A fim de coordenar e controlar a implementação do Protocolo, o governo
de Moçambique (GdM) criou a COPRECAL – Comissão para a Prevenção
e Controle de Armas Ligeiras.
Não é a primeira vez que Moçambique estabelece uma organização multi-institucional – as actividades de desminagem foram coordenadas em
Moçambique, primeiro pela Comissão Nacional de Desminagem(CND) e
depois pelo Instituto Nacional de Desminagem (IND). Há inúmeras lições
a serem aprendidas do trabalho destas instituições, tanto para os doadores
como para o GdM: A corrupção e rivalidade institucional levaram à
paralisia da CND, enquanto as contribuições dos doadores deram origem
ao crescimento assimétrico do IND em relação a outros departamentos do
governo.

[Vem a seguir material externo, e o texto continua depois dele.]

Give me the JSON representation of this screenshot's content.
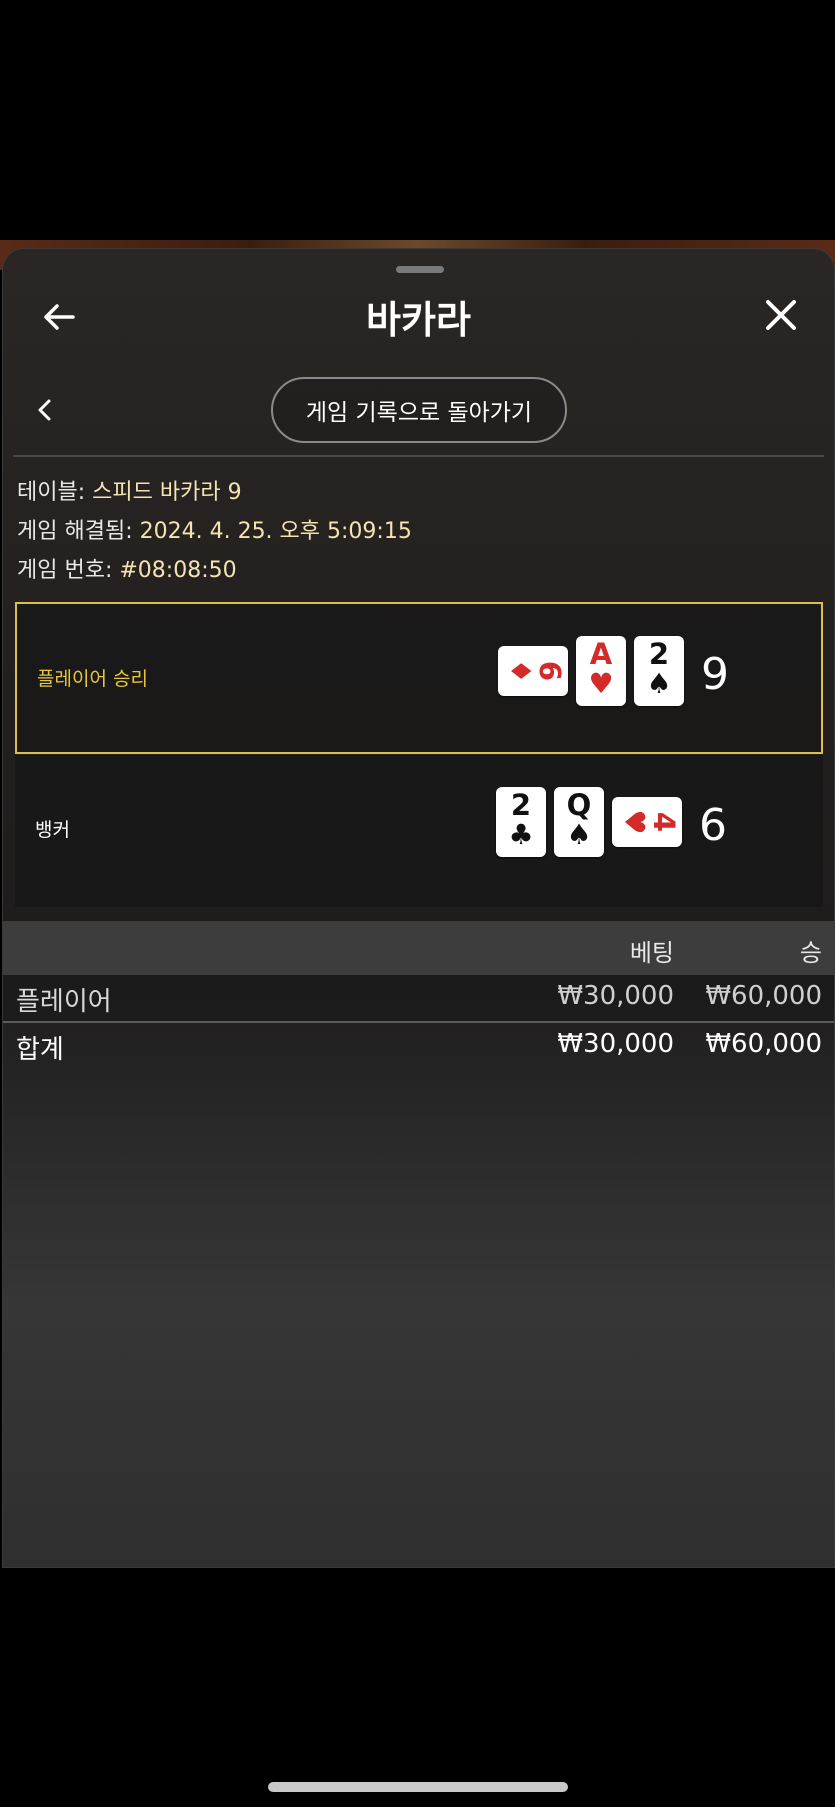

Equipamento moderno permite ao IND produzir, por exemplo,
mapas exactos das zonas prioritárias para desminagem; no entanto,
ministérios e agências governamentais não têm a capacidade para coordenar
as actividades dos doadores de modo a permitir-lhes determinar com
exactidão quais as áreas, das sugeridas pelo IND, a serem escolhidas. Como
resultado a desminagem é, ainda hoje, feita de uma forma casual.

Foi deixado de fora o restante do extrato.